Она бросает взгляд ниже моей груди. Видимо, ночью она испугалась так, что ждет крови каждую секунду, как и я сам. Опять натянуто улыбаюсь.
— У меня достаточно времени. И я надеюсь, следующее мое возвращение в Саркофаг будет последним. Ты ведь придешь ко мне. Вы придете.
Каждым словом я стараюсь глубже проникнуть ей в сердце, в рассудок, в душу, плевать. Пусть, пусть помнит, что дала обещание; пусть не подведет. Забавно… в Мильтоне я не сомневаюсь ни на миг, хотя ему еще даже неизвестно, о чем мы вот-вот будем просить в два голоса, два безумных голоса с двух сторон Омута.
— Да, придем, — блекло откликается
Джейн, Джейн… не стала ли ты одной из Звезд, Джейн? Не они ли украли тебя, Джейн, не они ли унесли? Как много говорят о тебе…
— Не бойся, — мягко прошу я, не приближаясь. — Ты выдержала путешествие, даже не зная, куда идешь. Выдержишь и второе.

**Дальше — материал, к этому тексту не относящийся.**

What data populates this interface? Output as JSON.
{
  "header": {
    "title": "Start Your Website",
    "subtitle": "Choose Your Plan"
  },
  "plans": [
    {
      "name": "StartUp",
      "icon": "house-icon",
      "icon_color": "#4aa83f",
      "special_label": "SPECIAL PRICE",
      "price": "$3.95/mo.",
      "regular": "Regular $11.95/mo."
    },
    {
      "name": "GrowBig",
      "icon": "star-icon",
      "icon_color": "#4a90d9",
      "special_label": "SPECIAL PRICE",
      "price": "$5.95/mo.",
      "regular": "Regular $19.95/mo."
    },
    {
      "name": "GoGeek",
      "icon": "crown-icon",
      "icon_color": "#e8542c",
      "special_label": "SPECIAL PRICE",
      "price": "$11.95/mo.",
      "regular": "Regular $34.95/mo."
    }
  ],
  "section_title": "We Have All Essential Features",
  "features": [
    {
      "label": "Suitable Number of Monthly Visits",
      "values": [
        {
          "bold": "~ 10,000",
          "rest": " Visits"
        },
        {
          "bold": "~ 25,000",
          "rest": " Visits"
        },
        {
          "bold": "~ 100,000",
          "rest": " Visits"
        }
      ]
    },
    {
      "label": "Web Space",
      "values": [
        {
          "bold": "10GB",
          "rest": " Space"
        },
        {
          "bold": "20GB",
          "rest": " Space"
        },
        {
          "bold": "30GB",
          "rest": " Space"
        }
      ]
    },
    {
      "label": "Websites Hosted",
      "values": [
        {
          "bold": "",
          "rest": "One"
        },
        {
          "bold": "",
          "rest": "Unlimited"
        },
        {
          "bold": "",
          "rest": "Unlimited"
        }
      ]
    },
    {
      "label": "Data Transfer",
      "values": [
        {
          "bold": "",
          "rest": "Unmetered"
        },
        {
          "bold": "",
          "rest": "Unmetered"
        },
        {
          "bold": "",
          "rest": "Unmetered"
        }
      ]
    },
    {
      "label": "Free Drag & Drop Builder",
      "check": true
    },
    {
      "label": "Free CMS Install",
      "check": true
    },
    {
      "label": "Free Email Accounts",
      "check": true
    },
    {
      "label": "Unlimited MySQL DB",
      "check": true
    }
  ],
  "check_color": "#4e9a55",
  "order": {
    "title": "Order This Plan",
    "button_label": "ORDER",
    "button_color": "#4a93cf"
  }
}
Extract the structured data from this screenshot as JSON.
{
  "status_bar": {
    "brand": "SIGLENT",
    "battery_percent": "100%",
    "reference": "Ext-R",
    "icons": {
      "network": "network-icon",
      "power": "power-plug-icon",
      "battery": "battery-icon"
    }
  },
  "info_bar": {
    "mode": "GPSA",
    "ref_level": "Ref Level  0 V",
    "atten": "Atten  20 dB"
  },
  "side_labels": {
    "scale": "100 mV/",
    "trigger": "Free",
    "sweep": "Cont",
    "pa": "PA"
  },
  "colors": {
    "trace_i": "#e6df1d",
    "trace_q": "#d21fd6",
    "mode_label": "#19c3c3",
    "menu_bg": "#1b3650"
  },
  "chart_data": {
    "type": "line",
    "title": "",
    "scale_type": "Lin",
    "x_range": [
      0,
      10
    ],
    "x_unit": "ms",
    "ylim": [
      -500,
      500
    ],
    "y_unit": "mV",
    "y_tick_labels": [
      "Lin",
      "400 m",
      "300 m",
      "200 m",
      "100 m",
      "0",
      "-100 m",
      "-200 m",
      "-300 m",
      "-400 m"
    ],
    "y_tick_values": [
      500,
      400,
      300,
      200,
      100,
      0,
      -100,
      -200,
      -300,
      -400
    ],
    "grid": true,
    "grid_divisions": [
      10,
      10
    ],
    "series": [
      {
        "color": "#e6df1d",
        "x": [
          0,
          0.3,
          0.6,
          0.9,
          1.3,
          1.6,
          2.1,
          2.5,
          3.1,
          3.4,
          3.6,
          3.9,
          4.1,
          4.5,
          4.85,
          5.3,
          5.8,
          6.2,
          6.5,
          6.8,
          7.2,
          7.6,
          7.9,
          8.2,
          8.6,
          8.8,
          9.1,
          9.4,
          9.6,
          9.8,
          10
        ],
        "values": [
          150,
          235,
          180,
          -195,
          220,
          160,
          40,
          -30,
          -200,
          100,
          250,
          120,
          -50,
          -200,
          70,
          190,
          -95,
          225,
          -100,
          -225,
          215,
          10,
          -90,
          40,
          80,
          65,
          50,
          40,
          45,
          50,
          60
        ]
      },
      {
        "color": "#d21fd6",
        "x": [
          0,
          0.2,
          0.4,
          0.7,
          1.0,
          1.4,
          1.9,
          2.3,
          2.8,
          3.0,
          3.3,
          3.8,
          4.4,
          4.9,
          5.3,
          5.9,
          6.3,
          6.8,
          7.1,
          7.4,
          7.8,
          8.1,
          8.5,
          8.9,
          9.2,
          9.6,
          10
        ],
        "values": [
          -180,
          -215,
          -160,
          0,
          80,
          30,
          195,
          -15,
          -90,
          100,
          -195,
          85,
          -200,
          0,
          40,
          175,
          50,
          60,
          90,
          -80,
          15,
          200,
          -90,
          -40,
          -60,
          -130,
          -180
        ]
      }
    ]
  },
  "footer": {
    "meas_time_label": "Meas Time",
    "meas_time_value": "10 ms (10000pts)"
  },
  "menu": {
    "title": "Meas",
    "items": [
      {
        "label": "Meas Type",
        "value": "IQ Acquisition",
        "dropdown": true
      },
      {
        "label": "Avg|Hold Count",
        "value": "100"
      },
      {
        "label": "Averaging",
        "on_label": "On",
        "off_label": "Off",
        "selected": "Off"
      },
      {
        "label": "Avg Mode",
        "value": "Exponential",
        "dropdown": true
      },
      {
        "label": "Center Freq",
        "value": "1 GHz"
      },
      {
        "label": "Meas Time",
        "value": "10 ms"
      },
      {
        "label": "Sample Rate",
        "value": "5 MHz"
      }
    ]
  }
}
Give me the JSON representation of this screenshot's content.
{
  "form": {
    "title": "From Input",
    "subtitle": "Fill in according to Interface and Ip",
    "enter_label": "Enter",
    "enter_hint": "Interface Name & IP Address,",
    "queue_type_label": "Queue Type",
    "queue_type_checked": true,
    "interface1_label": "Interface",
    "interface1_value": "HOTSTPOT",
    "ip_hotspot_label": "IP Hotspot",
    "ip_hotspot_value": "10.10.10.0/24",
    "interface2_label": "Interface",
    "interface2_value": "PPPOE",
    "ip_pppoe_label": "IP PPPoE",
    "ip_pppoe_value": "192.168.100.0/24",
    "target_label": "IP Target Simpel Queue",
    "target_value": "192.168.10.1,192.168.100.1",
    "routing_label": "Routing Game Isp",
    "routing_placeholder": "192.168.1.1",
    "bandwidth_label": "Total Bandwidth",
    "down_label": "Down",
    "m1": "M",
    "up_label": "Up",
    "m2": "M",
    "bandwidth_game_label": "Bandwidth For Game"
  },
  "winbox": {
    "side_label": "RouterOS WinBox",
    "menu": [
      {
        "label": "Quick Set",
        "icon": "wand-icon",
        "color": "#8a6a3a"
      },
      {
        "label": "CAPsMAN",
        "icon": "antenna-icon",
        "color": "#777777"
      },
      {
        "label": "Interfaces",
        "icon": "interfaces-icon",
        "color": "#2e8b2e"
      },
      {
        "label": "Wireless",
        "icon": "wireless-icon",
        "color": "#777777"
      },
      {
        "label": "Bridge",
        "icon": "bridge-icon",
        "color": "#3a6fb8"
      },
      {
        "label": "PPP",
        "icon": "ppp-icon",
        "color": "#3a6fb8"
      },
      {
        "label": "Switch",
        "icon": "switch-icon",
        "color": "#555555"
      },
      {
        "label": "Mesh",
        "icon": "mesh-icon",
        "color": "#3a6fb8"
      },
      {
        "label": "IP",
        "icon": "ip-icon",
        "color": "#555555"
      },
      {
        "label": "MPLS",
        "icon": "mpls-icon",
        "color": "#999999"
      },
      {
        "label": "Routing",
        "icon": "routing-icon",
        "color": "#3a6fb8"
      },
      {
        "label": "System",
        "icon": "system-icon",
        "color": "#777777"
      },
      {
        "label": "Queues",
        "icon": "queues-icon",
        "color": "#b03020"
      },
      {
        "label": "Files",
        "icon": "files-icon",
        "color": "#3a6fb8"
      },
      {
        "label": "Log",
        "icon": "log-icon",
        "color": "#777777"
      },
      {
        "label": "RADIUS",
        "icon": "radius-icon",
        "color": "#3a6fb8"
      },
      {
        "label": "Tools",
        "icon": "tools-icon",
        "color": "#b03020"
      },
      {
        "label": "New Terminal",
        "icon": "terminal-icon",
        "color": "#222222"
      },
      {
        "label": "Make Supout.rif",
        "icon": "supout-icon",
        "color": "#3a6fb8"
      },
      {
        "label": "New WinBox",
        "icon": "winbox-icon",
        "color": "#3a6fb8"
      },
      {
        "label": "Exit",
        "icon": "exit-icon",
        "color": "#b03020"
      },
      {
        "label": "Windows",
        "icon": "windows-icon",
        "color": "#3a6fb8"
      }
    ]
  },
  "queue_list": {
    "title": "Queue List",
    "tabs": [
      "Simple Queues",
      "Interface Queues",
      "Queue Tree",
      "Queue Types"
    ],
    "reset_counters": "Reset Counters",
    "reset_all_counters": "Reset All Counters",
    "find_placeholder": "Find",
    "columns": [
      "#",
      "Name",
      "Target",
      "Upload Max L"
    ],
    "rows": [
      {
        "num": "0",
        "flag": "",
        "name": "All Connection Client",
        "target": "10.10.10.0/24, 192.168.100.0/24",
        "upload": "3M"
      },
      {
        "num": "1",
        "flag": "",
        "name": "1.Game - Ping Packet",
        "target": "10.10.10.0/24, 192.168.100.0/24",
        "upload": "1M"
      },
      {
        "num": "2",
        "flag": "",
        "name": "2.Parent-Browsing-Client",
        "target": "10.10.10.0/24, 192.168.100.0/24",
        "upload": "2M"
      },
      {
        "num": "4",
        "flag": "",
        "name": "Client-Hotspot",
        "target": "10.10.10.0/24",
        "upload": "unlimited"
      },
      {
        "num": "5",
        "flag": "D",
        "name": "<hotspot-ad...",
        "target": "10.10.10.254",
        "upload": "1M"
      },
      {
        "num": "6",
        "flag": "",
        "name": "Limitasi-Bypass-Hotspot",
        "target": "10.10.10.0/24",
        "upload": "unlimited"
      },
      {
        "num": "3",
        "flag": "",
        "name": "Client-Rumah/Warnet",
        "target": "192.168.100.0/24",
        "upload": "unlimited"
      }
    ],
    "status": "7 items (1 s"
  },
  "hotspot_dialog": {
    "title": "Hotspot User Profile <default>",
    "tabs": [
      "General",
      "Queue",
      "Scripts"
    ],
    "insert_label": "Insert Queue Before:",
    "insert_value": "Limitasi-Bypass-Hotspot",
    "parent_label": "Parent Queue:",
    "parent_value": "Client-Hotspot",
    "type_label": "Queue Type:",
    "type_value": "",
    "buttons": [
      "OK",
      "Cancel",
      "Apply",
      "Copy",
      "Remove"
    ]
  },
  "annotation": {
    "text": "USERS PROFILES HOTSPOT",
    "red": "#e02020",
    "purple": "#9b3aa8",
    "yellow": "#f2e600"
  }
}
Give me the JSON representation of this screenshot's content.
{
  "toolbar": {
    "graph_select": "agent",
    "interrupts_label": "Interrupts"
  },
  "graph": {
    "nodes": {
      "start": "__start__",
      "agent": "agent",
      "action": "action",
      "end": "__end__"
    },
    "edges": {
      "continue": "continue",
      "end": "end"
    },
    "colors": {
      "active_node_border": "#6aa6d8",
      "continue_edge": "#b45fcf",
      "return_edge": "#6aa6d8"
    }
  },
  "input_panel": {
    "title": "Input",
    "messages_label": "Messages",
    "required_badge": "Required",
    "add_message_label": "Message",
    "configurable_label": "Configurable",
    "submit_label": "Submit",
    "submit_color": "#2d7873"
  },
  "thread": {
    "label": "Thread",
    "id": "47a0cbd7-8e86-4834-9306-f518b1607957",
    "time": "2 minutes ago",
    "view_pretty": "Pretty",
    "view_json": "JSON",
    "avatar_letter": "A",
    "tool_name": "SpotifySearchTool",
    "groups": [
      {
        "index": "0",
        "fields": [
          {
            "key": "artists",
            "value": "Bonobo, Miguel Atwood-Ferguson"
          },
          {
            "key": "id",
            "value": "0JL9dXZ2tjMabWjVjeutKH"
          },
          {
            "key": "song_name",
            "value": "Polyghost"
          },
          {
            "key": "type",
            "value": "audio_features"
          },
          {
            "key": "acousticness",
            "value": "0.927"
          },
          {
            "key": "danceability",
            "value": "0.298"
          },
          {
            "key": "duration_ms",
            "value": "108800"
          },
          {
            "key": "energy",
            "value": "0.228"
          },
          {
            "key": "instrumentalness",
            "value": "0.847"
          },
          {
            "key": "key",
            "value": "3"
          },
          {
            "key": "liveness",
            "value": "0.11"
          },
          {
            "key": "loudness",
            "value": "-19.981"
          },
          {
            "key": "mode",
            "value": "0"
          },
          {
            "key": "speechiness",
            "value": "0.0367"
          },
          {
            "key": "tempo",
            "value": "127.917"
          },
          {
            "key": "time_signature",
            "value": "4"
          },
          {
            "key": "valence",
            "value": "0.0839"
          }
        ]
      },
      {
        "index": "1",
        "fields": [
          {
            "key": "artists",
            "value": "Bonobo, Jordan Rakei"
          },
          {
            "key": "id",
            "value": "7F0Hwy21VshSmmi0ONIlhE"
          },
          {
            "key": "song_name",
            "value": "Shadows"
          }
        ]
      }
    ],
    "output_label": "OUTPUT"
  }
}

Она кивает, но настоящий ужас — от понимания, что согласие дано, — зримо овладевает ею прямо в эти мгновения, пускает корни. Так он овладел мной, когда я осознал, что приму бой с Мэчитехьо вместо отца. Я тоже стал тогда лишь заменой. У меня было еще меньше шансов победить, и никто не вел меня за руку. Все прятались за спиной.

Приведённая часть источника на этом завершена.